Considering Alain Ducasse’s elaborate style, you would expect similar embellishments to attend the latest regime change at Mix, but, mercifully, the opposite is true. The new chef is Francesco Berardinelli, an Italian who runs a noted restaurant in Tuscany. Next to beefsteak, Italian cooking is the closest thing there is in New York to a rock-solid dining formula, and Chodorow and Ducasse seem so desperate for their new chef to succeed that they’ve officially renamed the restaurant “Francesco at Mix.” To his credit, Berardinelli resists the temptation to give New Yorkers what he thinks they want, and presents instead a carefully edited menu filled with the kind of straightforward specialties he’s known for at home. There are asparagus spears with scoops of Parmesan ice cream and bowls of puréed Tuscan white-bean soup hiding lumps of creamy ricotta. The steak tartare is roughly cut and sprinkled with couscous, and a series of pasta dishes are notable not for overbearing sauces but for a kind of gratifying simplicity.

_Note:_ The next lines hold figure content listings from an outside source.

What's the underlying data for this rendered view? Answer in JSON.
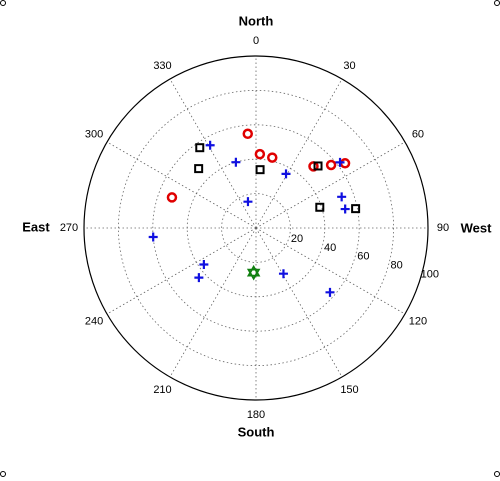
{
  "chart_data": {
    "type": "polar_scatter",
    "direction_labels": {
      "north": "North",
      "south": "South",
      "east": "East",
      "west": "West"
    },
    "theta_direction": "clockwise",
    "theta_zero": "top",
    "rlim": [
      0,
      100
    ],
    "rticks": [
      20,
      40,
      60,
      80,
      100
    ],
    "theta_ticks": [
      0,
      30,
      60,
      90,
      120,
      150,
      180,
      210,
      240,
      270,
      300,
      330
    ],
    "grid": true,
    "series": [
      {
        "marker": "circle",
        "color": "#e00000",
        "theta": [
          355,
          3,
          13,
          43,
          50,
          54,
          290
        ],
        "r": [
          55,
          43,
          42,
          49,
          57,
          64,
          52
        ]
      },
      {
        "marker": "square",
        "color": "#000000",
        "theta": [
          325,
          4,
          316,
          45,
          72,
          79
        ],
        "r": [
          57,
          34,
          48,
          51,
          39,
          59
        ]
      },
      {
        "marker": "plus",
        "color": "#1010e0",
        "theta": [
          331,
          343,
          29,
          52,
          343,
          70,
          78,
          265,
          235,
          229,
          149,
          131
        ],
        "r": [
          55,
          40,
          36,
          62,
          16,
          53,
          53,
          60,
          37,
          44,
          31,
          57
        ]
      },
      {
        "marker": "star",
        "color": "#108010",
        "theta": [
          183
        ],
        "r": [
          26
        ]
      }
    ]
  }
}
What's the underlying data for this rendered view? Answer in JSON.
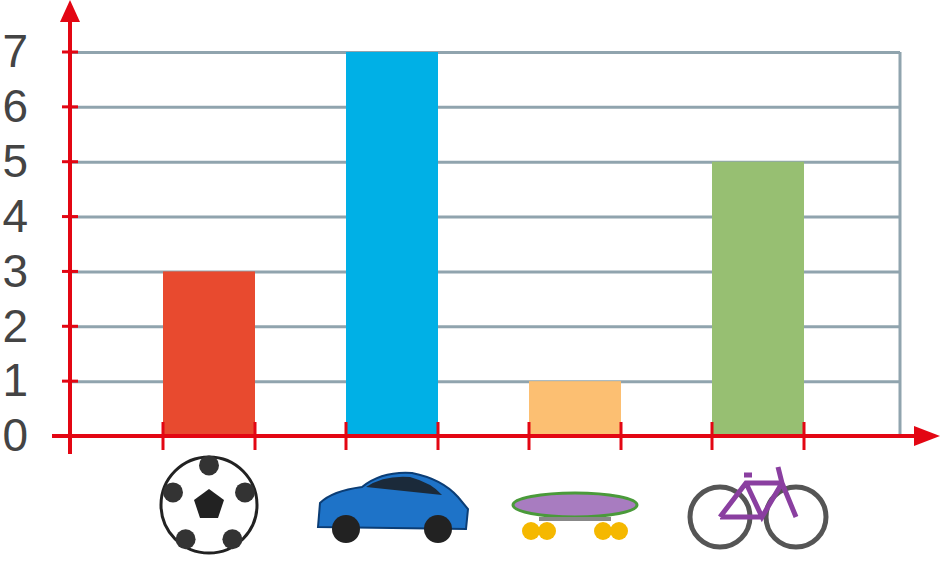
{
  "chart_data": {
    "type": "bar",
    "categories": [
      null,
      null,
      null,
      null
    ],
    "values": [
      3,
      7,
      1,
      5
    ],
    "colors": [
      "#e84a2f",
      "#00b0e6",
      "#fcbf72",
      "#97bf72"
    ],
    "ylim": [
      0,
      7
    ],
    "yticks": [
      0,
      1,
      2,
      3,
      4,
      5,
      6,
      7
    ],
    "grid": true,
    "tick_labels": "y"
  }
}
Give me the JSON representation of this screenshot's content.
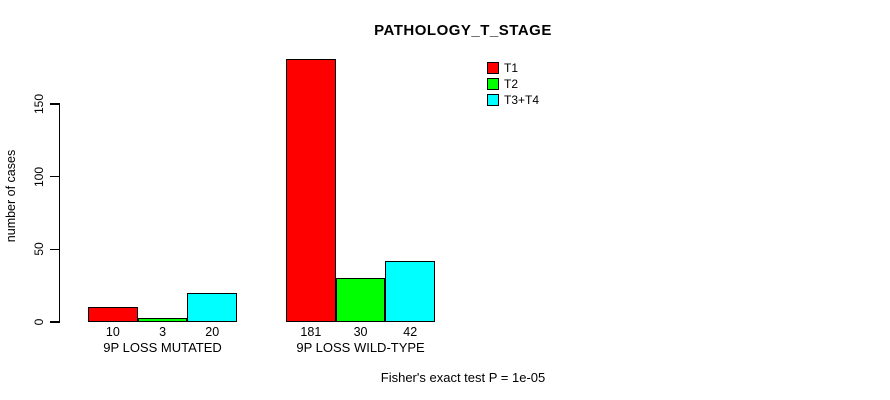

The restaurant’s quarters look as arid as ever (white, windowless walls, with a bunker entrance out front), although the ambient club music that once seeped from the speakers has been replaced by bouncy salsa tunes. Still, it’s not unpleasant to sit in the (often empty) room at lunchtime, or in the air-conditioned cool of the evening, and contemplate bowls of tiny, Chiclet-size gnocchi soaked with basil, or helpings of a simple, well-made risotto folded with baby squid. My four sautéed shrimp were not really worth their $29 price tag, but the baked cod is very good (it comes on top of a kind of soupy caponata of capers and olives), and so is the soft, almost sweet Black Angus filet, sliced sideways in the Florentine style, and coated with an extravagant Barolo sauce. The desserts are satisfying and professional, particularly the orange tart, a decorative, summery creation made of spongy cake, rich ricotta sorbet, and spikes of candied orange peel. Hurry in for a taste while you can. It’s an inconstant world, after all, and nothing lasts forever.

Compass
Address: 208 W. 70th St., nr. Amsterdam Ave.; 212-875-8600
Hours: 5 P.M. to 11 P.M. Monday through Saturday; 11:30 A.M. to 2:30 P.M. and 5 P.M. to 10 P.M. Sunday.
Prices:appetizers, $11 to $20; entrées, $21 to $38.
Ideal Meal: American Kobe-beef carpaccio, monkfish, caramel gâteau.
Note: The 46-page wine list at Compass has not changed, which means you can order a bottle of ’65 Petrus for $6,950 or, if you have $29,500 handy, a bottle of Lafite Rothschild Grand Cru from 1928.

Francesco at Mix
Address:68 W. 58th St., nr. Sixth Ave.; 212-583-0300
Hours:6 P.M. to 10:30 P.M. Tuesday through Thursday; 6 P.M. to 11 P.M. Friday and Saturday.
Prices: appetizers, $8 to $18; entrées, $12 to $32.
Ideal Meal: asparagus with Parmesan ice cream, gnocchi with basil, cod, orange tart.
Note: The cocktails at Mix’s swanky, club-style bar are unremarkable, but you may want to grab a fistful of the thin, delicious bread sticks.